I have to take a number of trains, always a loaded affair in this country. Trains and train tracks have been the most potent visible symbol of the Final Solution. At the same time, the great metropolitan train stations of my youth, like the one in Hamburg, with its loudspeaker announcements of destinations like Paris, Barcelona, Rome, Vienna, Prague, held the promise of the ultimate exit, the way out, the chosen exile from Germany even long after the Holocaust, in the years of my coming of age. It says something about change that nowadays, the once impeccable order of German train traffic resembles improvised chaos. Trains are fast; you can cross the entire country in a few hours and everyone nowadays does. The crowded stations, trains, platforms have become a new nightmare of masses moving at any time, any day.
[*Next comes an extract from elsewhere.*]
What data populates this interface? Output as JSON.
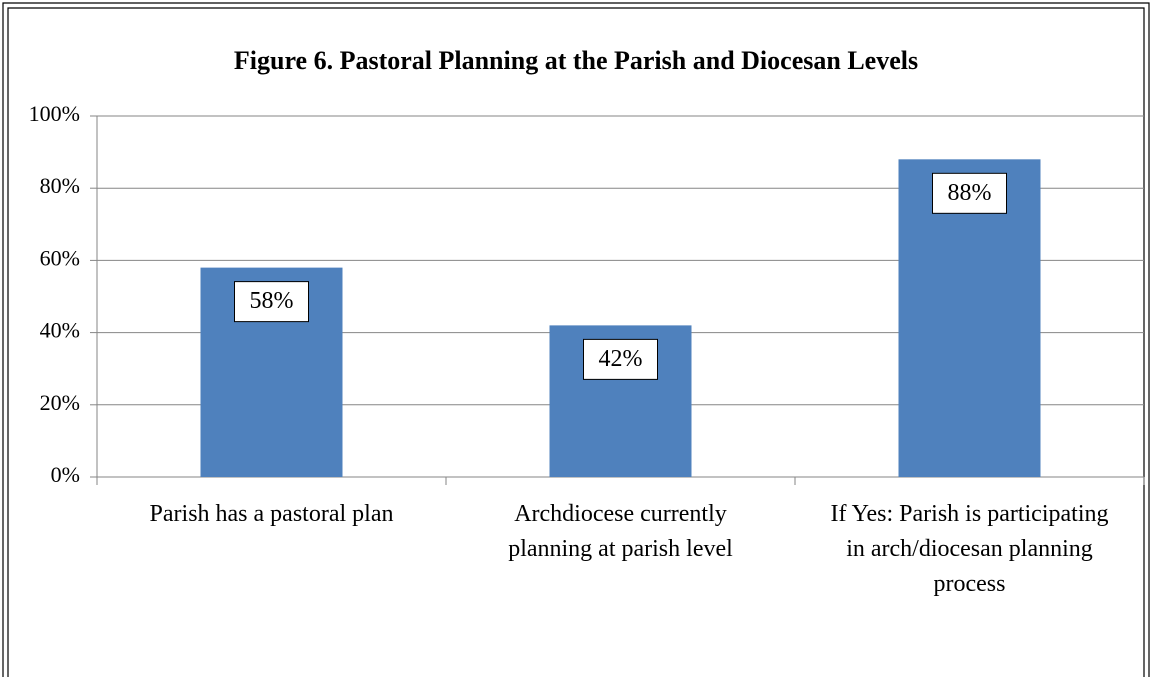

I arrive back from my Stolperstein walk to journey on to Frankfurt. Crowds of rowdy youth seem to haunt every big station; this time the hall reverberates with howling, roaring male voices. Throngs of young men press onto the stairs to a platform, shouting. It's the platform of the trains to Munich. Is this about the Oktoberfest? I do not like those sounds; I notice some death heads on T-Shirts; beer bottles swinging in hands. I can't hear the mass roaring of male voices without hearing Sieg Heil! I am instinctively relieved when I notice countless policemen positioned everywhere around the platform, in fact, around the entire station. They look inconspicuous, with baseball caps and sports bags. You could mistake them for the travelers until you notice the police lapels and taser guns at their belts. Like with the stones: once you notice them, you see them everywhere.
I ask an officer, a sweet-faced guy looking barely eighteen. He explains that this is a train to Bremen, to a soccer event. When the roaring crowd has finally squeezed into the train, the police officers squeeze in just before the doors close. My relief changes back to ambivalence. Hundreds of policemen for one soccer train?
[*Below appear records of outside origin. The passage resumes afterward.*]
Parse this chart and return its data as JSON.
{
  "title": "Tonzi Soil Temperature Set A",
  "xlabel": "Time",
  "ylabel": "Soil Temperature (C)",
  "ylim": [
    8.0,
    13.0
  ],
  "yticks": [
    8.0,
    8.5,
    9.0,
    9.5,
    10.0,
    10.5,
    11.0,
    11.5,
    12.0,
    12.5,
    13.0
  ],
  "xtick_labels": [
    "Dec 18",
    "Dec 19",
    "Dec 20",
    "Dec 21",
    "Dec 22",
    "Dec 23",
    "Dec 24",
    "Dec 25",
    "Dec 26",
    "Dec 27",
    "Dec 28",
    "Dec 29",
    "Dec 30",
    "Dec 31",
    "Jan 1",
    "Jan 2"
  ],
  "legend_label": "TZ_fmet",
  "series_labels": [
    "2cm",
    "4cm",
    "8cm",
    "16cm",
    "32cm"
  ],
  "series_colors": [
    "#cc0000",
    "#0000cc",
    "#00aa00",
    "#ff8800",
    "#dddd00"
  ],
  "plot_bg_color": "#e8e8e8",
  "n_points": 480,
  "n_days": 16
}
My train to the Frankfurt airport does not seem to need a police contingent. On this ordinary weekday noon the train is packed so that people can't get to their reserved seats. There is an atmosphere of stuck impatience, of tiny kids trapped between suitcases and backpacks. Friends press together into one seat; people stand in the aisles, sit on the floor everywhere. Reports about delays, missed connections are exchanged. After an hour, the train stops shortly before a station. A male voice explains over the speakers that we are two minutes early and have to wait, alas, to enter the station. People laugh and crack jokes. This seems to be a déjà vu. It doesn't take long and we stop again, this time in the middle of nowhere. The voice announces a technical defect. More laughter, a number of sighs. Twenty minutes later, "we" are still working on the problem, but the voice encourages us to "durchhalten", to endure with optimism. The compartment erupts in merriment and applause about the choice of words. But now more anxious phone calls are being made. Some travelers are raising their voices, cursing. Strangers start complaining to each other. The tension is rising.
I wonder what it would be like to be trapped here, in a train, in an apartment, a city, a country with closed borders, a police state. I feel what I feel every time I leave Germany. Relief that I will soon be on an airplane crossing the Atlantic. Adieu, Heimat. As long as there is a way out.